Prof. Enno Schmoll von der Jade Hochhochschule Wilhelmshaven ging in seinen Ausführungen auf die Perspektiven eines nachhaltigen Tourismus ein. Den Urlaubern an der Nordsee müsse das Wattenmeer in seiner ganzen Artenvielfalt durch entsprechende Angebote bewusst erlebbar gemacht werden. Eine sinnvolle und erlebnisreiche Gestaltung der touristischen Angebote stehe dabei im Fokus. „Die Nordsee als potentielle Modellregion für nachhaltigen Tourismus“ zu etablieren sei eine Chance, die nicht ungenutzt bleiben dürfe, so Schmoll in seinen Ausführungen.

Oliver Melchert, Geschäftsführer der Nordsee GmbH, referierte über die Möglichkeiten einer touristischen Vermarktung des Wattenmeeres. Er wies insbesondere darauf hin, dass das noch unbekannte Thema „Weltnaturerbe Wattenmeer“ emotional aufgeladen werden müsse, um es zu vermitteln. „Es ist deshalb wichtig, eine Informationsbasis mit allen Wattenmeer-Partner vor Ort aufzubauen“, so Melchert weiter. Er informierte auch über bereits angelaufene Projekte und zukünftige Ziele.

Daran anknüpfend erläuterte Peter Südbeck, Leiter der Nationalparkverwaltung Niedersächsisches Wattenmeer, die Etablierung eines Qualitätstourismus für das Weltnaturerbe. Dieser gewinne zunehmend an Bedeutung. Im Hinblick auf den Schutz des Wattenmeeres sei die Entwicklung ökologisch sinnvoller Angebote unumgänglich. Die Nationalparkverwaltung habe es sich zur Aufgabe gemacht, dafür entsprechende Kriterien zu erarbeiten. Auch die Bereitstellung spezieller zertifizierter Weltnaturerbeangebote in Zusammenarbeit mit den einzelnen Destinationen hält er für umsetzbar.

Zum Abschluss der Veranstaltung referierte Daniel Amersdorffer vom Institut für Tourismus über die Bedeutung sozialer Netzwerke im Internet. „Eine Internetseite ist als Informationsplattform nach wie vor wichtig, benötigt jedoch zunehmend Begleitmaßnahmen“, so Amersdorffer. Im Speziellen ging er auf das seit 2006 in Deutschland bekannte Twitter (engl. zwitschern) ein. Interaktive Netzwerke dieser Art finden unter touristischen Einrichtungen immer mehr Zuspruch. Auch das Weltnaturerbe Wattenmeer ließe sich thematisieren.

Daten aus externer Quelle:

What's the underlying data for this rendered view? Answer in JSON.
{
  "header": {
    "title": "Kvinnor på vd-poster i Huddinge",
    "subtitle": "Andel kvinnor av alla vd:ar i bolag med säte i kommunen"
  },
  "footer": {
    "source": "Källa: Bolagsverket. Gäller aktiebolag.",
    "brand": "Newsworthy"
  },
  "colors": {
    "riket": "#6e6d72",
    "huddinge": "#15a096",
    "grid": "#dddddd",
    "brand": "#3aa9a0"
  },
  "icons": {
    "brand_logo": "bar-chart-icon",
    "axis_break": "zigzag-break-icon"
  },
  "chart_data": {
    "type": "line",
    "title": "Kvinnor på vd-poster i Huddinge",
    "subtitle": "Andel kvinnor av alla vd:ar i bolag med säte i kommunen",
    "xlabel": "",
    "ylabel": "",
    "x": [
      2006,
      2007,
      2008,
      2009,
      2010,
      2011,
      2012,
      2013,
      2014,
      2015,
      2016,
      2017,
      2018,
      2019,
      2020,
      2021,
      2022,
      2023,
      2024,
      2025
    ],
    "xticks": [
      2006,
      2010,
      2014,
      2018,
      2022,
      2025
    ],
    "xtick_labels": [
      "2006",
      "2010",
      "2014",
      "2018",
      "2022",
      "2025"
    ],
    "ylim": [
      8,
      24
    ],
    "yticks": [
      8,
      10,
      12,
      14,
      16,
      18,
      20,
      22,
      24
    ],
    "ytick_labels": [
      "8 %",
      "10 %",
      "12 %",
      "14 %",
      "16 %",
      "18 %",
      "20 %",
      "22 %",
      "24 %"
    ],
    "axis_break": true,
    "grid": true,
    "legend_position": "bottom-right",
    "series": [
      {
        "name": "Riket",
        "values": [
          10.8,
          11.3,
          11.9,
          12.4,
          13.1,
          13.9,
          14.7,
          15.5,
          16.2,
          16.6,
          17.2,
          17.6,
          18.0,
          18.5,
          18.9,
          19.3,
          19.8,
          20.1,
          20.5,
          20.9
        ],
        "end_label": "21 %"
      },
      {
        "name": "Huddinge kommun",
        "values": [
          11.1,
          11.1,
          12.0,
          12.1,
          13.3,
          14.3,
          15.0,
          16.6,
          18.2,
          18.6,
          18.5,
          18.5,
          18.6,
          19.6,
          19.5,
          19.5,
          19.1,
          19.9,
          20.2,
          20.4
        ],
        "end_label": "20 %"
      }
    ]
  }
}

„Wir sind hochzufrieden und begeistert von der Veranstaltung. Auf die informativen und zugleich interessanten Vorträge haben wir von unseren Gästen ein sehr positives Feedback bekommen“, so Ambrosy und Melchert nach der Veranstaltung.

Reprofähiges Bildmaterial finden Sie unter: www.die-nordsee.de/presse

Die Nordsee GmbH:

Mit mehr als 24 Millionen Übernachtungen pro Jahr bietet die niedersächsische Nordseeküste für jeden Geschmack das Richtige und bedient dabei die unterschiedlichsten Bedürfnisse der Urlaubsgäste vom Heimat- oder Naturtourismus bis hin zu Healthholiday oder Sportreisen. Durchatmen in spürbarer Natur. Die Nordsee GmbH besteht aus einen Zusammenschluss von 22 Urlaubsdestinationen aus den sieben Ostfriesischen Inseln und 15 Küstenorten. Darüber hinaus vertritt die Gesellschaft Fähr- und Fluglinien und einige namhafte Hotels entlang der niedersächsischen Nordseeküste. Der Hauptsitz der Nordsee GmbH ist Schortens in Niedersachsen.